Last evening whilst engaging in my now usual Savannah crawl, a couple was walking their doberman pinscher puppy, he must have been around five months old. The top-line on this dog was so familiar it was as if time stood still. If Zeus is my floppsie puppy dog, Gator was my soul-mate. He arrived a gangly puppy, six weeks old, large boned, all knock kneed, paws and floppy ears with little to indicate the show dog he became.
While the man had bought him for himself it was quickly evident to everyone, including Gator, that he was really mine. Though he loved Man, he worshipped me and I was the one who took care of him. I did not know how much this dog was to feature in my life. Doberman puppies are not generally cute, instead he assumed an early gravitas that would become his hallmark. In the early days, we took him everywhere, he learnt to socialise, with other dogs and with people.

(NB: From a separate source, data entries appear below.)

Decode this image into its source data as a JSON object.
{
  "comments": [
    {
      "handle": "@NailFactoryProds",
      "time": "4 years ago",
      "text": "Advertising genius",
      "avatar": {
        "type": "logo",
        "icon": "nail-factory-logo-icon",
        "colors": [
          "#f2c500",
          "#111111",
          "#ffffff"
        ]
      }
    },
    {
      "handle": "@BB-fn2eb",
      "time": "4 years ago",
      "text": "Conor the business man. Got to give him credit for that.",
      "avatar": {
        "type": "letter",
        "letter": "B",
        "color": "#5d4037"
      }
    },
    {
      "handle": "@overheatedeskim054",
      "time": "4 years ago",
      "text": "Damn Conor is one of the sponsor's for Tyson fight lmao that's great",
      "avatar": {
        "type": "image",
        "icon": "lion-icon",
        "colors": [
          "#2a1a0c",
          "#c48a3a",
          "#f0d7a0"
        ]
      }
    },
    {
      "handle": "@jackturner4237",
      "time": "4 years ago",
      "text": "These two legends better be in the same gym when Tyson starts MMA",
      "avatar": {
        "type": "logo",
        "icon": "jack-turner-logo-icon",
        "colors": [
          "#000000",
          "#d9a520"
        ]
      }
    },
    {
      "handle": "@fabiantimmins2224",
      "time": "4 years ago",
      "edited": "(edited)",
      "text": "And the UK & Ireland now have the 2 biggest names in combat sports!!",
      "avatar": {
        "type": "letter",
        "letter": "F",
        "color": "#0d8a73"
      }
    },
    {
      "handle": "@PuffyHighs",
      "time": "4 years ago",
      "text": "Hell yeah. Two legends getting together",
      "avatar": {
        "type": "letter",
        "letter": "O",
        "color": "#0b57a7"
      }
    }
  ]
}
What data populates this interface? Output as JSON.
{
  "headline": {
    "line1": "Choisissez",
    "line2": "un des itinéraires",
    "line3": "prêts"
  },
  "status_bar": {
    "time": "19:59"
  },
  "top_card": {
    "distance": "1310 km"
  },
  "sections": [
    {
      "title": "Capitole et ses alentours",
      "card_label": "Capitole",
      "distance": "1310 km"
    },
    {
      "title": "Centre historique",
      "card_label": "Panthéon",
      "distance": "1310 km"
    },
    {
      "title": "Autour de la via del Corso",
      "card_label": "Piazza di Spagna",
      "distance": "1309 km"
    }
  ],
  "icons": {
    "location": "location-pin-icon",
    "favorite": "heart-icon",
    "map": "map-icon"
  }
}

It got so that the jingle of car keys would find him waiting at the door and he would sulk if left at home.
He grew, and grew, and before I knew it, my puppy had become a large dog, intimidating those who did not know him. An exceptionally beautiful animal, he was after all bred to show, he also had personality. But Gator was more than just my dog, he was my liming partner, my confidante, my protector. He spent days lying at my feet as I wrote, in those days I worked from home. We spent hours reading or sleeping on the couch or floor in front of the tv, or playing fetch with his ball. He patiently waited for me to take him out walkies. You had to go through him to get to me. And then one day it started. He went off his food and he was listless. Off to the vet.
I think now, to anyone who doubted that the man loved me should know that he did once. Gator turned out to be a very sick dog, we didn't know it when we got him but after dozens of vet visits it was discovered that he had congenital liver problems. For the two years he was with me it was a cycle of Gator being fine, then Gator being sick. It was like having a child with a debilitating disease that came and went. In all of this the man, who loved animals too, was encouraged by all and sundry, including the breeder, to stop wasting time on this dog that was never going to get any better. And yet he did, because I loved that dog, it added up to thousands. We had to make a decision, and then, Gator took the decision from me and willed himself to die.
Watching that couple walk their puppy last night brought back so many happy memories and I wished for them the joy that I got with my dog. I will always treasure the memory of Gator, head propped up on my shoulder as I read, nose nestled in my neck, and the love he so willingly gave.